Colin Edwards says: "Well first, going back to Sepang is going to be emotional enough. I think it’s important to go there and get back on the track after what happened a few months ago. And I am looking forward to getting back on the track and getting rolling like we normally do. I’m not worried about what kind of gap there will be; I’m more worried about being able to ride the hell out of a motorcycle. If I’m held back by electronics or something, then that is where we need to work. I’m going out there and ride the bike as fast as I possibly can and see what happens. If I had to give a number, I’d be really happy with a time of 2’03 or 2’02. Can we do that? I’ll just have to wait and see."
Q. You are the only rider aboard a Suter and the only rider with a BMW engine in the paddock, does that help or hinder you?
Colin Edwards says: "I don’t mind being the only rider, as long as the work gets done. I don’t think it’s difficult to develop a bike, you focus on what needs to be fixed and you fix it. The key thing is the turnaround time – can we fix it in two weeks or is it going to take three months to go through the pipeline to get something fixed? With BMW and Suter I’m anticipating our turnaround time is going to be a little quicker rather than having to go through the process a factory bike requires. I’m looking forward to being able to rapidly improve this bike."
Q. You said at the announcement of your move to NGM mobile Forward Racing that you believe there will be tracks where the CRT is going to surprise some people. Do you still think that holds true?
Colin Edwards says: "In a perfect world, if I had a motorcycle with 250HP that did everything I wanted it to, yes, I believe CRT bikes would surprise people at some particular tracks. The only question now is: will this 250HP be deliverable? Until we get that sorted and can ride the bike to the limit, then we are going to struggle. When we get to that point, then yes, I do believe the CRT bikes will surprise some people at some of the tracks."
Q. There has been talk that if the gap between the CRT and factory bikes is too large, that penalizations or at least further restrictions could be put to the factories.
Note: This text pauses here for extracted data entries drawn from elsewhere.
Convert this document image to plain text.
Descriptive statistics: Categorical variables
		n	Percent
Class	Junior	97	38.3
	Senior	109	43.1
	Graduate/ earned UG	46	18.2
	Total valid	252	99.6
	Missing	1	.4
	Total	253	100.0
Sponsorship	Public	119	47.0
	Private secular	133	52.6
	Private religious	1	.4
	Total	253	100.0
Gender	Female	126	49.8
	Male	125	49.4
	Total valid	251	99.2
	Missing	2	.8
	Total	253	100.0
What do you think about that move if it were to happen?
Colin Edwards says: "This is a tricky situation. At nearly every country around the world you go to racetracks and you have Mazdas racing Ferraris. How does that happen? You restrict the faster guy or lighten up the slower guy. I believe Moto2 has opened a few eyes. You’ve got a group of guys at the front bumping bars and five guys who could win a race which makes it really exciting…as for MotoGP, do I think it’s unfair to restrict the factories? I don’t know the answer to that. We need better and closer racing in MotoGP. How to make that happen is the question."